McDuffie Riots: Eerie Scene From Miami Race Riot Of 1980 (PHOTOS, VIDEOS)

PHOTOS: Eerie Scenes From 33 Years Ago In Miami

Thirty-three years ago this month, a three-day race riot exploded in Miami when a group of Miami-Dade Police officers were acquitted after being charged with beating a black man to death over a traffic violation.

Arthur McDuffie reportedly led cops on a high-speed chase on his motorcycle in December 1979.

When he stopped, put his hands in the air, and said "I give up," police allegedly beat him so hard with their nightsticks they cracked his skull in half.

At the scene, police allegedly ran over his motorcycle with their car to make it look like McDuffie had had a fatal accident on his bike.

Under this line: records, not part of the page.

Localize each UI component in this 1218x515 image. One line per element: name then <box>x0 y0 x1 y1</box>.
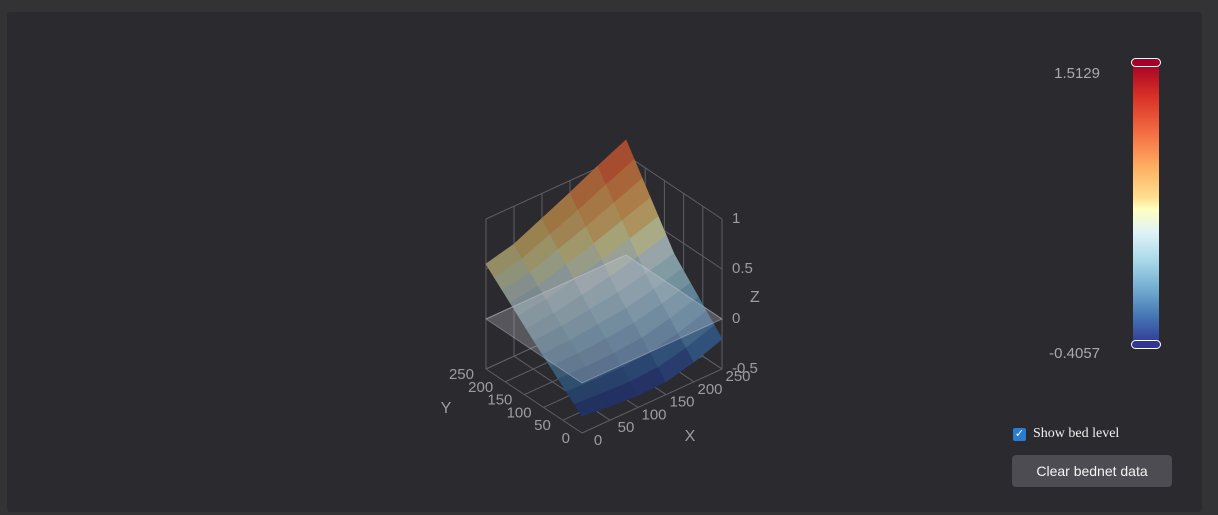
y-tick-label: 50 <box>534 417 551 434</box>
clear-bednet-data-button[interactable]: Clear bednet data <box>1012 455 1172 487</box>
show-bed-level-toggle[interactable]: ✓ Show bed level <box>1013 426 1119 442</box>
z-axis-label: Z <box>750 289 760 306</box>
colorbar-min-label: -0.4057 <box>1049 345 1100 362</box>
colorbar-min-handle[interactable] <box>1131 340 1161 349</box>
y-tick-label: 0 <box>562 430 570 447</box>
y-tick-label: 250 <box>449 366 474 383</box>
x-axis-label: X <box>685 428 696 445</box>
x-tick-label: 100 <box>641 406 666 423</box>
colorbar-max-handle[interactable] <box>1131 58 1161 67</box>
colorbar-gradient <box>1133 62 1159 345</box>
y-axis-label: Y <box>441 400 452 417</box>
z-tick-label: 0 <box>732 310 740 327</box>
z-tick-label: 1 <box>732 210 740 227</box>
colorbar <box>1131 58 1161 349</box>
x-tick-label: 0 <box>594 432 602 449</box>
show-bed-level-label: Show bed level <box>1033 426 1120 441</box>
x-tick-label: 150 <box>669 394 694 411</box>
colorbar-max-label: 1.5129 <box>1054 65 1100 82</box>
show-bed-level-checkbox[interactable]: ✓ <box>1013 427 1026 441</box>
x-tick-label: 50 <box>618 419 635 436</box>
x-tick-label: 200 <box>697 381 722 398</box>
x-tick-label: 250 <box>725 368 750 385</box>
z-tick-label: 0.5 <box>732 260 753 277</box>
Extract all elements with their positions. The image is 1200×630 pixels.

After an all-white jury deliberated for just three hours at a trial in Tampa, all the officers involved were acquitted of any crime.

Outrage sparked back in Miami where a May 18th protest downtown escalated to a burning, three-mile-wide riot in Liberty City that lasted three days, caused $100 million in damage, resulted in 18 deaths, and inspired curfews and gunpoint checks by the National Guard.

"I wanted to believe in the American system," one protester says in a documentary on the riots. "But no more! Never again!" Watch a clip in the below slideshow.

(Story continues after the slideshow.)

Guardsmen stands ready

McDuffie Riots, 1980

Miami-Dade Police's new director J.D. Patterson told CBS 6 that the McDuffie Riots inspired him to become a cop:

I happened to be in the Air Force when the riots were going on, and I was sitting in a room where the television was on, talking to some of my colleagues from all over the country, and all they talked about was how terrible things must be in Miami for that to be occurring. And they kept talking so much it annoyed me.

But despite Patterson's and others wish to make community relations better in Miami since the riots and looting of 1980, tensions remain high.

Miami Beach and Hialeah police are currently being sued for excessive force after allegedly firing 112 shots and killing a black man in a car during Urban Beach Weekend 2011.

And after City of Miami Police shot and killed seven unarmed black men in just 16 months, the U.S. Department of Justice opened an investigation into accusations of excessive use of deadly force that is still ongoing.